When he first turned up in Paris in 1839, the farm boy was a little hard for his art teachers to take. He sat at the back of the life class with a huge paintbox by his side, doing studies three times as big as anyone else's. Instead of pumping his instructors he wandered alone in the Louvre, picked up a lot from looking at Rembrandt and the Spaniards.
Socialistic Plumpness. Because they had none of the sickly romanticism fashionable in his day, Courbet's paintings were laughed at. One critic complained that Courbet must be a socialist: his nudes were so plumply inelegant. Another of Courbet's critics may have been the first, but by no means the last, man to look at a picture and remark that his kids could do it better.
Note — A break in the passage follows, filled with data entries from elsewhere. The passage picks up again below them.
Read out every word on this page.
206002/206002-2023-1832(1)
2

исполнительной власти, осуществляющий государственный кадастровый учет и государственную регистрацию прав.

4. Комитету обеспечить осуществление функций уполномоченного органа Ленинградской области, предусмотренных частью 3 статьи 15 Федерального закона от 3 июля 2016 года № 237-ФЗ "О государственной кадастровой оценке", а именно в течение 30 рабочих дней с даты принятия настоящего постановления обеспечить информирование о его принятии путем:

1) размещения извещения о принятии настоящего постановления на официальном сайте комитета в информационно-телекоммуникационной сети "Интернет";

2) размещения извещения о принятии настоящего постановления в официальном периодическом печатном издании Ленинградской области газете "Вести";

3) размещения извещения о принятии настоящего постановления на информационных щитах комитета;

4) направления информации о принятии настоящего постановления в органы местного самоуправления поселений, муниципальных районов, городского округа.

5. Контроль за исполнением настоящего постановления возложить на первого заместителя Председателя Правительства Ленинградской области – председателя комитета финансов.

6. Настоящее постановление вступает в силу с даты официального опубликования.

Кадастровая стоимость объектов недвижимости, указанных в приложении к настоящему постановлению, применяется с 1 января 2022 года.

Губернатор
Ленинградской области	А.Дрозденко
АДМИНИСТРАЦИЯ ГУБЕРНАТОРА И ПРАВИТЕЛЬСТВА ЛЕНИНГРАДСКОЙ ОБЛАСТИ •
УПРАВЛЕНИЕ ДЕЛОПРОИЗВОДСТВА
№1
Courbet did see the world with a childlike directness and delight. He painted it, according to one contemporary, "as simply as an apple tree bears apples." He didn't much like being called a realist--it was a term of opprobrium in some circles in those days, too--but he used to pound on the table and insist that painting was a physical language having nothing to do with history, romance or religion. "Show me an angel," he shouted, "and I will paint one."
The Genius. Since no one showed him any angels, he painted gleaming seascapes in which one could almost whiff the salt air, and landscapes like Landscape at Ornans (see cut) that were solid and spacious enough to be mistaken for windows on reality. Well-pleased with himself, he did at least a dozen self-portraits. One, entitled Fortune Saluting Genius, showed him with a wealthy patron.
Courbet's best admirers were realists like himself (men like Novelist Zola), men who also swam against the popular current. To 20th Century eyes, Courbet looks like a rock-solid conservative. Actually, his realistic art not only ran counter to the great traditions of his day, it profoundly influenced Manet, Renoir and Cezanne, the founding fathers of modern art.